240101

Read product managers as navigators of uncertainty and thought about how kind and wicked learning environments can help us understand how uncertain that uncertainty is. I also think there might be some weak signals thinking from Dave Snowden to help make sense of which aspects of a wicked learning environment might be ripe for making kinder.

Read a bit of John Cutler’s How to think about Bets, Success Metrics, and Roadmapping.

Went for a run in the wet, dark, muddy woods.

231231

Watched Alan Watkins talk about how much our performance under pressure depends on our ability to control our physiology.

Made some notes about how to do impact/effort mapping in a better way by only adding the high/low boxes after you’ve mapped the work and adjusting the size of boxes to fit your situation.

Went for a run up a hill in the dark. It helped me feel more at home and bit more like my old self.

Started learning more about OKRs and thinking about whether I could apply them to my work. At the moment, I think not, but I’ll keep exploring.

231230

Empowered teams can’t exist without empowered leaders.

Maybe the measure of agile is levels of confidence.

Worked on my yearnotes. Then decided not to finish them.

231229

Started rewriting some yearnotes and was surprised at how many blog posts I’ve written.

Posted my weeknotes.

231227

Wrote a bit of a product strategy, and something I’ve never done before, added a section about how to use the strategy.

Read a bit about collaboration maturity models.

Read some more BVSSH.

231225

Tried to figure out how to model work-in-progress across a number of projects that all involve the same group of people. I don’t know why, I don’t think it’ll be that helpful, it’s just interesting.

Wrote a post about my first 100 days of task tracking.

Started seeing more AI products showing up as referrers in website analytics. I wonder what percentage of generated answers leading too click-throughs to a website is.

Wrote a bit more of my yearnotes/annual review.

231223

Four modes of operating for teams

Sketched out how working independently or interdependently on the same or different goals creates four modes of operating.

Hand drawn diagram showing a two by two grid for different modes of operating depending on having the same of different goals and working independently or interdependently.

Collaboration, in the sense it’s used here, isn’t a warm and fuzzy nice-to-have, it’s a way of working that speeds up the fast flow of value by removing misalignment and dependencies. But that doesn’t make it a better mode than the others, or right for all organisations in all situations. Coalition, cooperation and coordination are all equally validate ways of operating, with coordination being the way most companies operate.

Least energy

Dave Snowden was on this podcast talking about how humans are biologically incentivised to find the most energy efficient way of doing things. We developed abstract thought and pattern recognition because it uses less energy (and so fewer calories) than understanding every detail.

I think it helps us understand why change is so hard in organisations and why affordances work so well in design. The way of water, path of least resistance, whatever else that same pattern gets called, tells why getting people to do new, difficult, uncertain things is so prone to failure, and why change tends back towards the status quo.

First-party data

Thinking about the shift from third-party data to first-party data and how it changes privacy.

Just as there are three common factors used for authentication:

  • Something you know (such as a password)
  • Something you have (such as a smart card)
  • Something you are (such as a fingerprint or other biometric method)

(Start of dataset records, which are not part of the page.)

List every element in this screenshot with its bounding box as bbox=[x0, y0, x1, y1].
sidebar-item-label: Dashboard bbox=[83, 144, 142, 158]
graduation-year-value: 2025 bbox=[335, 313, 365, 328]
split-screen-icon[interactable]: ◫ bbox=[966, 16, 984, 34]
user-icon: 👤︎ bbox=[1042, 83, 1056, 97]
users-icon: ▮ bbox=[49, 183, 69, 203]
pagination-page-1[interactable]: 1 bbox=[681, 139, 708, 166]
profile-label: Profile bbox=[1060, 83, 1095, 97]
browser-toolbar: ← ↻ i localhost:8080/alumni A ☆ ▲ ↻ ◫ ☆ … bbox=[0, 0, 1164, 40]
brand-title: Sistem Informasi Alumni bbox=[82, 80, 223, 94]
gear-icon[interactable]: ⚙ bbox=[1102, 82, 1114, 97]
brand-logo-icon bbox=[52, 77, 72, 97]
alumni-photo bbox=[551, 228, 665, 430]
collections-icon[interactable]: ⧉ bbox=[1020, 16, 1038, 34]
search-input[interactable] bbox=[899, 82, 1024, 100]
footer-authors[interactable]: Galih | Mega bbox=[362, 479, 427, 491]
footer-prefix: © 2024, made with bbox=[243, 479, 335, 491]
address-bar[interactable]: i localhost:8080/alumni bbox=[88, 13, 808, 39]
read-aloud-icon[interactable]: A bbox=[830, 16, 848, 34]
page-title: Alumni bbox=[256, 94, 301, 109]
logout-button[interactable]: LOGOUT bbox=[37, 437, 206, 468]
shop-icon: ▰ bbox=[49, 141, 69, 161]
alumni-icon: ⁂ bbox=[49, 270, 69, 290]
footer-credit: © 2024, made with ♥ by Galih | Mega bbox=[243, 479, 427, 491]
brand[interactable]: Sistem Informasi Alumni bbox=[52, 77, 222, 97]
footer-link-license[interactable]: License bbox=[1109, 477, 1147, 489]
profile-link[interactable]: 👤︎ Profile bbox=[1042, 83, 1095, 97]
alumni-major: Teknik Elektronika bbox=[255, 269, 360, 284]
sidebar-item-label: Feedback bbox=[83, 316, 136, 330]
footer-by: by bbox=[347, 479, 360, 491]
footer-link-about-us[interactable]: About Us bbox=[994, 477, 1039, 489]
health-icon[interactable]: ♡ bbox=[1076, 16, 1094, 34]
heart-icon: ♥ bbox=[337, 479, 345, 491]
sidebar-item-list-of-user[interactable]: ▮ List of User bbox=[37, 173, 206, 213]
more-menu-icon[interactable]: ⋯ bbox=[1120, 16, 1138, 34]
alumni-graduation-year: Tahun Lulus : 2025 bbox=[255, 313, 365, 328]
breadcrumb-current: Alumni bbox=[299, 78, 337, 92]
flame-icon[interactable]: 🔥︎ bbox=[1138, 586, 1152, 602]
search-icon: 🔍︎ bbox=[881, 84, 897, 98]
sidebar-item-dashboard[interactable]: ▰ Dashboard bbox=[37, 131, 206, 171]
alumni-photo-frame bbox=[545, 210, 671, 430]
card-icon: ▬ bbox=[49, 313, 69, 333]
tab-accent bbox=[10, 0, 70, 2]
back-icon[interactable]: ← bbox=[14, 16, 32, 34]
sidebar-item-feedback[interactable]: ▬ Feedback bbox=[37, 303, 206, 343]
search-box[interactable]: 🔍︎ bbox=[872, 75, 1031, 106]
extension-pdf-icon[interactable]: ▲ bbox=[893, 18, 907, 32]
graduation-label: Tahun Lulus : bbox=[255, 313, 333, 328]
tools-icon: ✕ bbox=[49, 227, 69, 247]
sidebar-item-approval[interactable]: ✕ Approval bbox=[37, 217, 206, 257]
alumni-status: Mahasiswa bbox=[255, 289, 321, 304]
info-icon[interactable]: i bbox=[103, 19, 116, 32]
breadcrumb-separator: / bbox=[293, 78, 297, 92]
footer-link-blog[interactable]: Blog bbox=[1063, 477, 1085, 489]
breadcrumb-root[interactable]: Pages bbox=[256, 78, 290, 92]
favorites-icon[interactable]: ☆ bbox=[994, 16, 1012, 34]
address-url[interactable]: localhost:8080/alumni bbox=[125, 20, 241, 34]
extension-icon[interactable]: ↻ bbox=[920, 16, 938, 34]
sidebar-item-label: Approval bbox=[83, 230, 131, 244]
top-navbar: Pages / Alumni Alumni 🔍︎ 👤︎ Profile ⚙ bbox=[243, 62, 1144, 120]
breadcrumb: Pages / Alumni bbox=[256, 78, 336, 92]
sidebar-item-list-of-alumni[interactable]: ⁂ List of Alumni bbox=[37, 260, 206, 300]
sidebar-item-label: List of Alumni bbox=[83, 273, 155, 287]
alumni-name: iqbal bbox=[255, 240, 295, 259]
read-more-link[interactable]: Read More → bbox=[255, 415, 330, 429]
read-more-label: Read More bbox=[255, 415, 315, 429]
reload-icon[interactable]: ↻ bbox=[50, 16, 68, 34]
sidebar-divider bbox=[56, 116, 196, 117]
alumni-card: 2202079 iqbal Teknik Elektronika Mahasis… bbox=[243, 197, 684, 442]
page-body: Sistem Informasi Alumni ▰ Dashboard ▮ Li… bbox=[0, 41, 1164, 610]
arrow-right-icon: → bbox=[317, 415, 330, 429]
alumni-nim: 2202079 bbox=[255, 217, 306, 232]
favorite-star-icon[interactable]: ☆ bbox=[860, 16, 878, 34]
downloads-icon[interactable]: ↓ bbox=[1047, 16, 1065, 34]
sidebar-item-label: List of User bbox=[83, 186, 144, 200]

There could be some common factors for first-party data privacy. Maybe something like:

  • What you did (action)
  • When you did it (time)
  • Where you were (location)

Future retro

Started planning a retro.

What do I do?

Writing about what I do is excruciatingly difficult/boring.

231222

Explaining high WIP

I’ve been looking for a way to explain how high levels of work in progress create a slow pace of work, and maybe this video of Gary Kasaprov playing multiple chess games is it.

Eleven games in progress, but, because Gary is involved in all of them, only one is actually being played at any one time. That means, at any given time, ten games are waiting.

Now imagine if the eleven other players are also playing other games. Sometimes, when Gary gets to their board they aren’t there. Gary has to make a choice; wait for them or move onto to the next game. If he waits, this game can make the next move but all the other games are delayed. So Gary skips this game and moves to the next, thinking that it means only that game gets delayed.

It’s pretty inconvenient of Gary to play eleven people rather than ten as it makes the maths a bit more difficult, but here goes. Because Gary can only play one game at a time, only 9.09% of the work in progress is ever actively being worked on. 90.9% of the work is always waiting.

And if we add the time delay to that, we see that the 90.9% of work in waiting can’t proceed on a predictable schedule because we can never be sure the other player will be there when Gary is or whether that game misses a turn.

Now imagine if it wasn’t a two player game like Chess but a multi-player game like Monopoly. Lots more people involved. Lots more waiting for the right player to be at the right board at the right time. I don’t even want to try to figure out the maths for that.

That’s how high levels of work in progress create a slow pace of work.

Trying a new task app

Started using Google Tasks for simple to do reminders. Hope it stays simple.

231217

Watched some videos about choice architecture and thought about whether/how it could be applied to web page design and navigation.

Finished off an SEO strategy.

Started writing up a plan for validating an audience for a new product.